Similarly, Jesus spake of “the blood of all the prophets, which was shed from the foundation of the world” (Luke 11:50). The first such prophet was Abel (Luke 11:51), the son of Adam. Cain slew his brother right at the beginning of world history, not 4 billion years later.
One of the most clear-cut references of this type (and others could be cited) is found in the answer of the Lord Jesus to the hypocritical question of the Pharisees about marriage and divorce. “Jesus answered and said unto them, For the hardness of your heart [Moses] wrote you this precept. But from the beginning of the creation God made them male and female. For this cause shall a man leave his father and mother, and cleave to his wife” (Mark 10:5-7).
Here the Lord Jesus (who was there when Adam and Eve were created, for he was their Creator!) was quoting from “both” accounts of creation (as the liberals would call them) in the same context (quoting from Gen. 1:27 and Gen. 2:24), without the slightest acknowledgment of the liberals’ claim that the two accounts are contradictory. He regarded them both as divinely inspired and of such authority that he based his teaching on marriage, the most important of all human institutions, on them.
But note in particular his understanding of the time of this definitive event. It was at “the beginning of the creation” that “male and female created he them” (Gen. 1:27), not—as theistic evolutionists and progressive creationists assert—some billion years after the beginning of the creation that reproduction evolved, and then over 3.5 billion years later still that men and women evolved (or “were created”).
We must conclude, in view of all the above, if we are honest with God’s Word, that the whole universe was made in six literal days.
Furthermore, there is no place in the Bible for geological ages either before the six days of creation (as per the so-called gap theory) or after them. “In six days the LORD made heaven and earth, the sea, and all that in them is” (Exodus 20:11).
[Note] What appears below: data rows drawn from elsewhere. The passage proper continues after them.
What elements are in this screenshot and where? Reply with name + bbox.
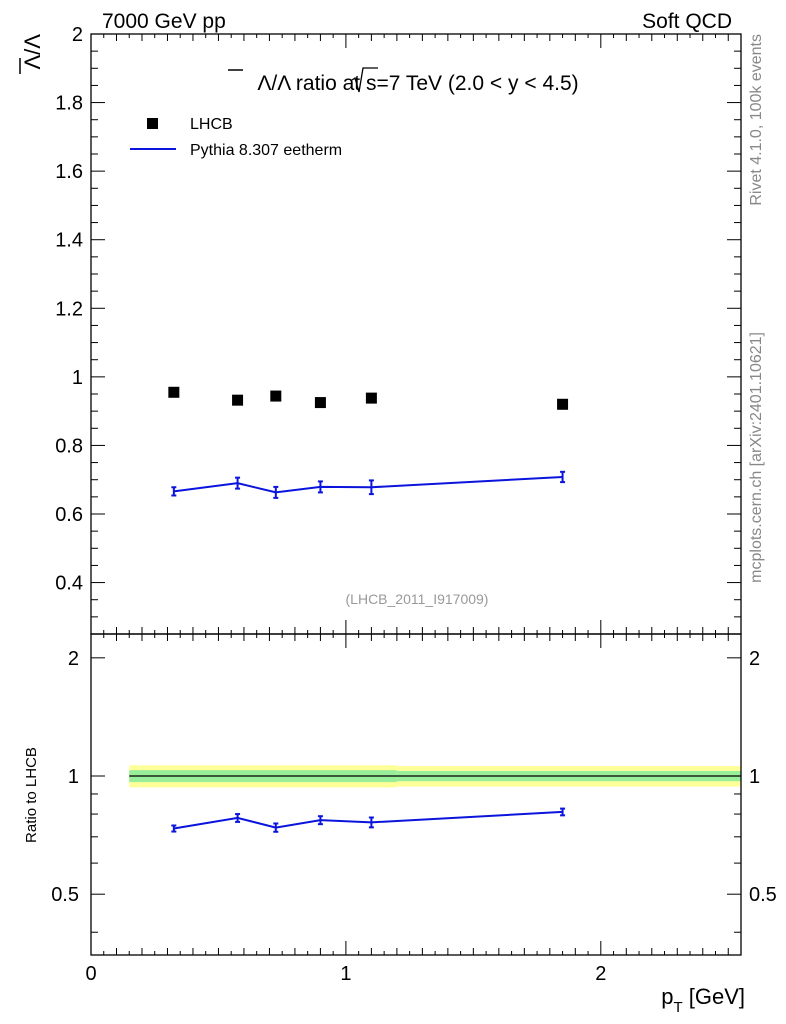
analysis-watermark: (LHCB_2011_I917009) <box>346 591 489 607</box>
x-tick-label: 0 <box>85 963 96 985</box>
title-decoration <box>19 58 378 93</box>
main-frame <box>90 33 742 635</box>
legend-label-lhcb: LHCB <box>190 116 233 133</box>
title-suffix: =7 TeV (2.0 < y < 4.5) <box>376 72 578 95</box>
header-left: 7000 GeV pp <box>102 10 226 33</box>
lhcb-point <box>270 390 282 402</box>
legend: LHCB Pythia 8.307 eetherm <box>130 116 342 159</box>
x-axis-label: pT [GeV] <box>661 984 745 1016</box>
ratio-pythia-line <box>173 810 563 830</box>
main-ytick-label: 1 <box>72 367 83 389</box>
lhcb-point <box>365 392 377 404</box>
ratio-ytick-label-left: 2 <box>68 648 79 670</box>
title-sqrt-sign <box>351 67 378 93</box>
main-ytick-label: 1.2 <box>55 298 83 320</box>
ratio-frame <box>90 633 742 956</box>
lhcb-point <box>557 398 569 410</box>
xlabel-unit: [GeV] <box>683 984 745 1009</box>
legend-label-pythia: Pythia 8.307 eetherm <box>190 142 342 159</box>
ratio-ytick-label-right: 2 <box>749 648 760 670</box>
main-panel: 0.4 0.6 0.8 1 1.2 1.4 1.6 1.8 2 <box>55 24 742 635</box>
main-ytick-label: 1.6 <box>55 161 83 183</box>
ratio-panel: 0 1 2 0.5 0.5 1 1 2 2 <box>51 633 777 985</box>
main-ylabel: Λ/Λ <box>20 34 45 70</box>
ratio-ytick-label-right: 1 <box>749 766 760 788</box>
main-ytick-label: 0.6 <box>55 504 83 526</box>
title-prefix: Λ/Λ ratio at <box>257 72 366 95</box>
lhcb-point <box>168 386 180 398</box>
main-ytick-label: 0.4 <box>55 573 83 595</box>
lhcb-point <box>314 397 326 409</box>
ratio-ytick-label-left: 0.5 <box>51 884 79 906</box>
lhcb-point <box>232 394 244 406</box>
ratio-ytick-label-right: 0.5 <box>749 884 777 906</box>
x-tick-label: 1 <box>340 963 351 985</box>
xlabel-sub: T <box>673 999 682 1016</box>
x-tick-label: 2 <box>595 963 606 985</box>
ratio-ytick-label-left: 1 <box>68 766 79 788</box>
main-ytick-label: 1.8 <box>55 93 83 115</box>
main-ytick-label: 1.4 <box>55 230 83 252</box>
source-label: mcplots.cern.ch [arXiv:2401.10621] <box>748 332 765 583</box>
xlabel-main: p <box>661 984 673 1009</box>
rivet-label: Rivet 4.1.0, 100k events <box>748 34 765 206</box>
ratio-ylabel: Ratio to LHCB <box>23 747 40 843</box>
legend-marker-lhcb <box>147 118 158 129</box>
main-ytick-label: 2 <box>72 24 83 46</box>
title-sqrt-s: s <box>366 72 377 95</box>
main-ytick-label: 0.8 <box>55 435 83 457</box>
header-right: Soft QCD <box>642 10 732 33</box>
pythia-line <box>173 475 563 494</box>
main-title: Λ/Λ ratio at s=7 TeV (2.0 < y < 4.5) <box>257 72 578 95</box>
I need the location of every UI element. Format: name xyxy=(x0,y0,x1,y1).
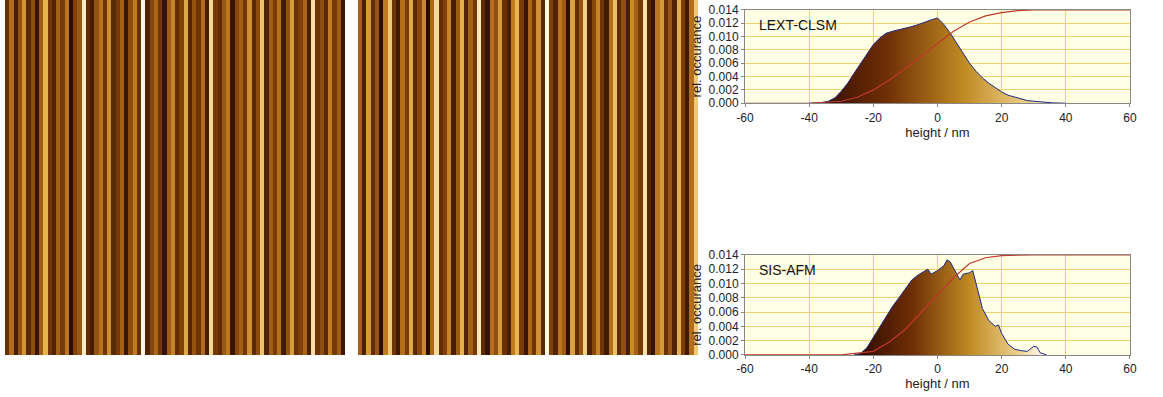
svg-text:-20: -20 xyxy=(865,111,883,125)
svg-text:0.014: 0.014 xyxy=(709,248,739,262)
svg-text:-40: -40 xyxy=(801,111,819,125)
svg-text:-60: -60 xyxy=(736,362,754,376)
svg-text:40: 40 xyxy=(1059,362,1073,376)
svg-text:0.010: 0.010 xyxy=(709,30,739,44)
svg-text:0.012: 0.012 xyxy=(709,16,739,30)
svg-text:0.008: 0.008 xyxy=(709,291,739,305)
svg-text:0.000: 0.000 xyxy=(709,348,739,362)
svg-text:0.012: 0.012 xyxy=(709,262,739,276)
svg-text:0: 0 xyxy=(934,111,941,125)
svg-text:0.008: 0.008 xyxy=(709,43,739,57)
svg-text:rel. occurance: rel. occurance xyxy=(689,264,704,346)
svg-text:0.010: 0.010 xyxy=(709,277,739,291)
svg-text:20: 20 xyxy=(995,111,1009,125)
svg-text:SIS-AFM: SIS-AFM xyxy=(759,262,816,278)
svg-text:0.014: 0.014 xyxy=(709,3,739,17)
svg-text:0.000: 0.000 xyxy=(709,96,739,110)
svg-text:-40: -40 xyxy=(801,362,819,376)
svg-text:0.006: 0.006 xyxy=(709,56,739,70)
svg-text:-60: -60 xyxy=(736,111,754,125)
svg-text:0.004: 0.004 xyxy=(709,70,739,84)
svg-text:20: 20 xyxy=(995,362,1009,376)
svg-text:LEXT-CLSM: LEXT-CLSM xyxy=(759,17,837,33)
svg-text:height / nm: height / nm xyxy=(905,376,969,391)
svg-text:0.004: 0.004 xyxy=(709,320,739,334)
svg-text:0.002: 0.002 xyxy=(709,83,739,97)
svg-text:height / nm: height / nm xyxy=(905,125,969,140)
svg-text:0: 0 xyxy=(934,362,941,376)
svg-text:0.002: 0.002 xyxy=(709,334,739,348)
svg-text:60: 60 xyxy=(1123,111,1137,125)
svg-text:0.006: 0.006 xyxy=(709,305,739,319)
svg-text:40: 40 xyxy=(1059,111,1073,125)
svg-text:rel. occurance: rel. occurance xyxy=(689,16,704,98)
svg-text:60: 60 xyxy=(1123,362,1137,376)
svg-text:-20: -20 xyxy=(865,362,883,376)
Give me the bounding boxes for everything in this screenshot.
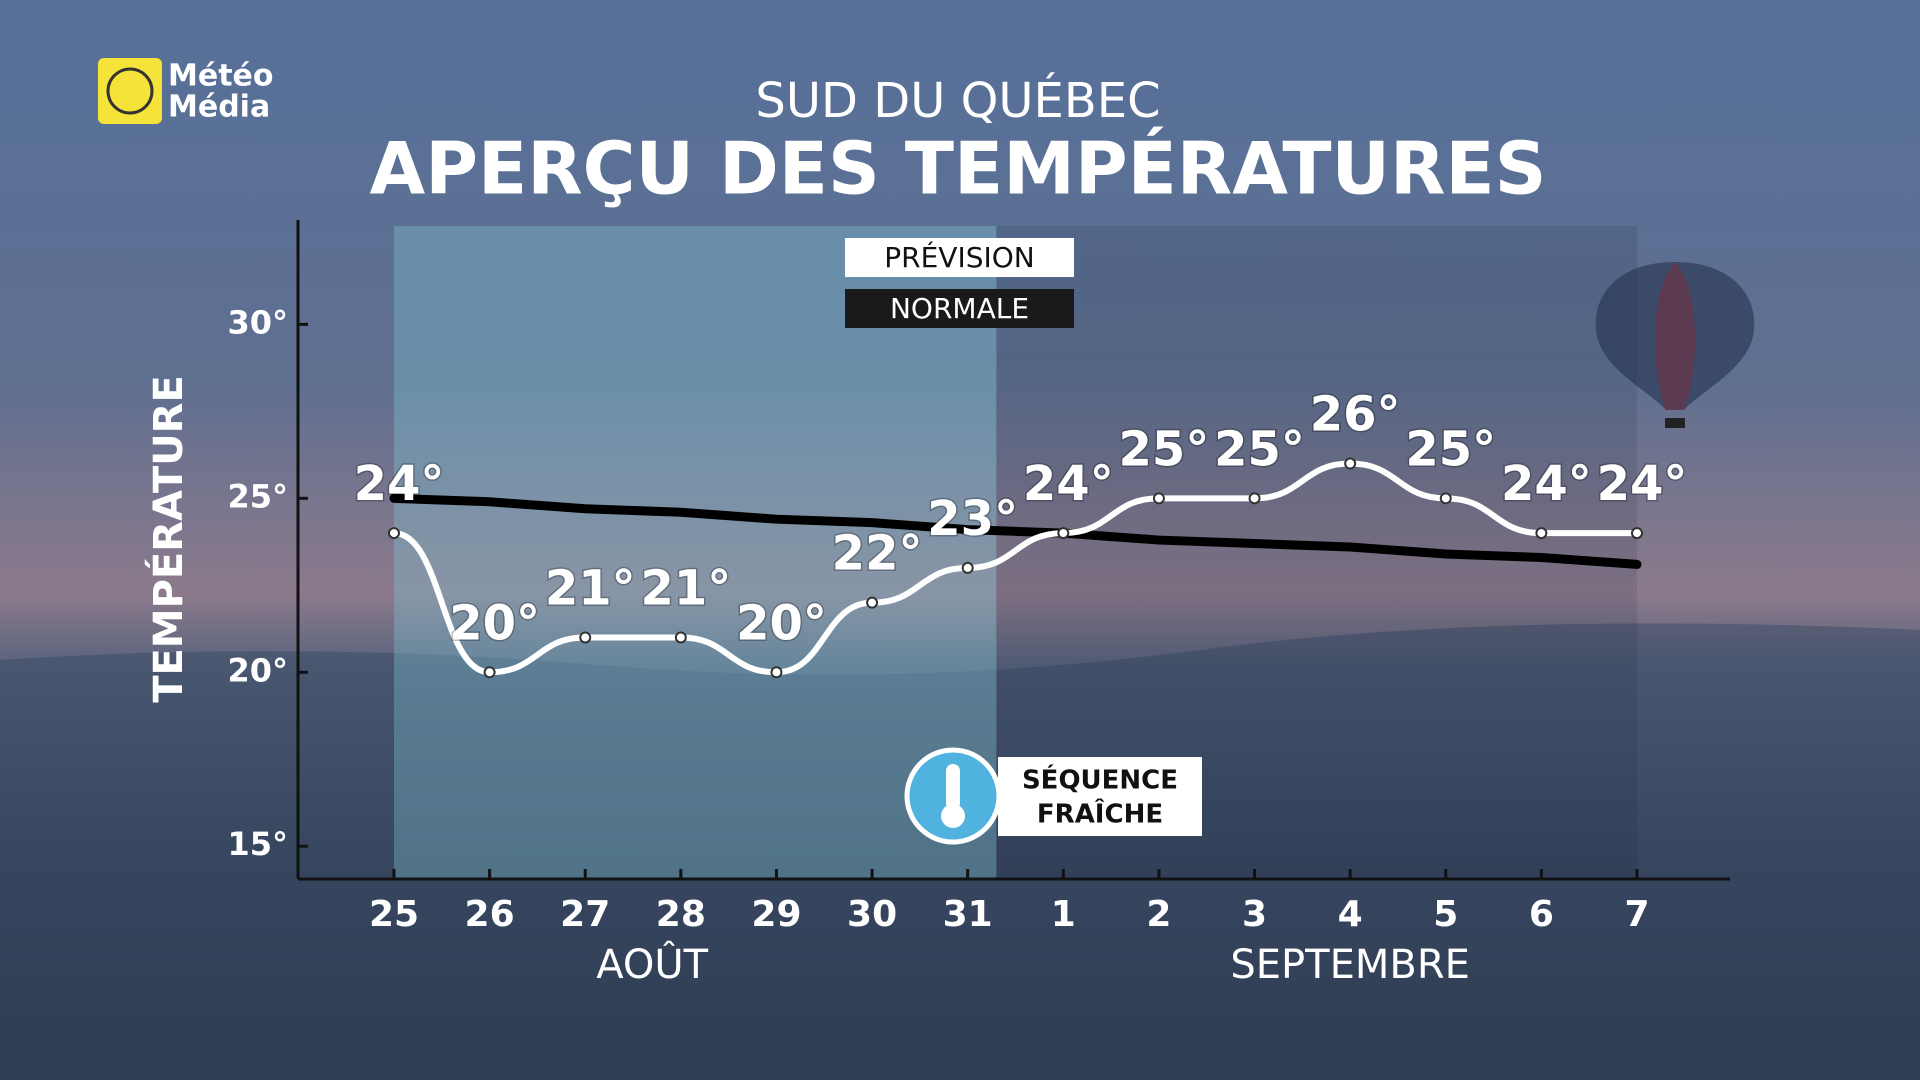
annotation-box	[998, 757, 1202, 836]
data-label: 22°	[832, 526, 923, 582]
x-tick-label: 5	[1433, 894, 1458, 935]
legend-label: NORMALE	[890, 292, 1029, 325]
data-label: 21°	[545, 560, 636, 616]
data-point	[1248, 492, 1261, 505]
x-tick-label: 29	[751, 894, 801, 935]
annotation-text: FRAÎCHE	[1037, 798, 1163, 830]
data-point	[674, 631, 687, 644]
legend-swatch	[845, 289, 1074, 328]
y-tick-label: 15°	[227, 825, 288, 863]
chart-subtitle: SUD DU QUÉBEC	[755, 72, 1160, 129]
data-label: 23°	[927, 491, 1018, 547]
hills	[0, 623, 1920, 1080]
y-tick-label: 20°	[227, 651, 288, 689]
data-label: 26°	[1310, 387, 1401, 443]
y-axis-label: TEMPÉRATURE	[144, 375, 192, 703]
x-tick-label: 3	[1242, 894, 1267, 935]
x-tick-label: 28	[656, 894, 706, 935]
data-label: 25°	[1405, 421, 1496, 477]
data-point	[388, 527, 400, 540]
x-tick-label: 27	[560, 894, 610, 935]
x-tick-label: 25	[369, 894, 419, 935]
data-point	[1344, 457, 1357, 470]
data-label: 21°	[640, 560, 731, 616]
series-line	[389, 493, 1642, 569]
logo-text: Météo	[168, 59, 274, 94]
x-tick-label: 2	[1146, 894, 1171, 935]
month-label: AOÛT	[596, 940, 708, 988]
legend-swatch	[845, 238, 1074, 277]
data-point	[1057, 527, 1070, 540]
data-point	[579, 631, 592, 644]
data-point	[1535, 527, 1548, 540]
data-point	[1152, 492, 1165, 505]
data-label: 24°	[354, 456, 445, 512]
data-label: 25°	[1214, 421, 1305, 477]
y-tick-label: 30°	[227, 303, 288, 341]
x-tick-label: 4	[1338, 894, 1363, 935]
series-line	[391, 460, 1640, 676]
x-tick-label: 7	[1624, 894, 1649, 935]
data-point	[483, 666, 496, 679]
y-tick-label: 25°	[227, 477, 288, 515]
logo-text: Média	[168, 90, 270, 125]
data-label: 25°	[1119, 421, 1210, 477]
logo-globe	[106, 67, 154, 115]
annotation-icon-stem	[946, 764, 960, 810]
data-label: 24°	[1023, 456, 1114, 512]
data-label: 24°	[1501, 456, 1592, 512]
data-point	[770, 666, 783, 679]
x-tick-label: 30	[847, 894, 897, 935]
x-tick-label: 26	[465, 894, 515, 935]
x-tick-label: 31	[943, 894, 993, 935]
x-tick-label: 6	[1529, 894, 1554, 935]
legend-label: PRÉVISION	[884, 240, 1034, 274]
annotation-text: SÉQUENCE	[1022, 764, 1178, 796]
month-label: SEPTEMBRE	[1230, 942, 1470, 988]
balloon	[1595, 262, 1755, 428]
x-tick-label: 1	[1051, 894, 1076, 935]
highlight-region	[394, 226, 997, 879]
data-point	[961, 561, 974, 574]
data-label: 20°	[449, 595, 540, 651]
data-label: 20°	[736, 595, 827, 651]
data-point	[1439, 492, 1452, 505]
data-label: 24°	[1597, 456, 1688, 512]
data-point	[866, 596, 879, 609]
data-point	[1631, 527, 1643, 540]
chart-title: APERÇU DES TEMPÉRATURES	[370, 127, 1547, 211]
annotation-icon-bulb	[941, 804, 965, 828]
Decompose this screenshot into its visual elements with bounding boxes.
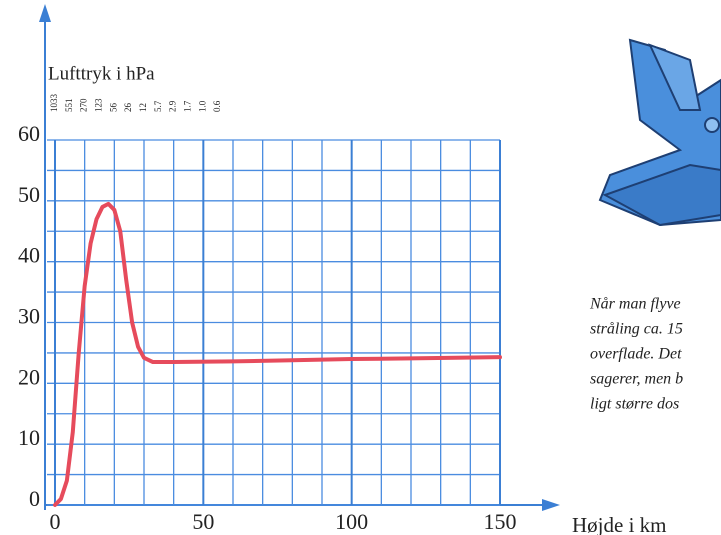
page: Lufttryk i hPa Højde i km 0 10 20 30 40 50 60 0… <box>0 0 721 535</box>
top-tick-label: 270 <box>79 98 89 112</box>
top-tick-label: 123 <box>94 98 104 112</box>
top-tick-label: 0.6 <box>212 100 222 112</box>
x-tick-label: 0 <box>50 509 61 534</box>
caption-line: sagerer, men b <box>590 371 683 388</box>
top-tick-label: 5.7 <box>153 100 163 112</box>
y-tick-label: 10 <box>18 425 40 450</box>
caption-line: overflade. Det <box>590 346 682 363</box>
y-tick-label: 40 <box>18 243 40 268</box>
x-axis-label: Højde i km <box>572 513 667 535</box>
top-tick-label: 1033 <box>49 94 59 113</box>
top-tick-label: 551 <box>64 99 74 113</box>
top-tick-label: 56 <box>108 103 118 113</box>
y-tick-label: 0 <box>29 486 40 511</box>
x-tick-label: 50 <box>192 509 214 534</box>
top-tick-label: 12 <box>138 103 148 112</box>
x-tick-label: 100 <box>335 509 368 534</box>
caption-line: stråling ca. 15 <box>590 321 683 338</box>
top-tick-label: 26 <box>123 103 133 113</box>
top-tick-label: 1.0 <box>197 100 207 112</box>
y-tick-label: 30 <box>18 304 40 329</box>
y-tick-label: 50 <box>18 182 40 207</box>
y-tick-label: 60 <box>18 121 40 146</box>
caption-line: ligt større dos <box>590 396 679 413</box>
top-tick-label: 2.9 <box>168 100 178 112</box>
y-tick-label: 20 <box>18 364 40 389</box>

All the stars in the heaven, all the deep core and mantle and crust of the earth, all the waters of the sea, were made in the six days of creation week. There was nothing before that, except God, for God himself said so, inscribing this comprehensive summary of creation with his finger on tables of stone (Exodus 31:18).
As far as chronology after the creation week is concerned, no one has ever imagined that the supposed billions of years of earth history could be placed after man’s creation! It is barely possible that slight gaps might be found in the genealogies of Genesis 5 or Genesis 11, but nothing comparable to a billion years! As a matter of fact, there is no evidence in the context of Scripture itself that any gaps exist at all. These chapters appear to be intended as sober genealogical records, with additional data inserted at each name to yield chronological records as well. Essentially the same genealogy is inserted in 1 Chronicles 1:1-28 and Luke 3:34-38, so that neither Old Testament writers nor New Testament writers ever suggested or suspected that the Genesis genealogies were incomplete.
If we are going to rely solely on Scripture, as I am trying to do in this book, we have to conclude that God created all things in six literal days about six thousand or so years ago.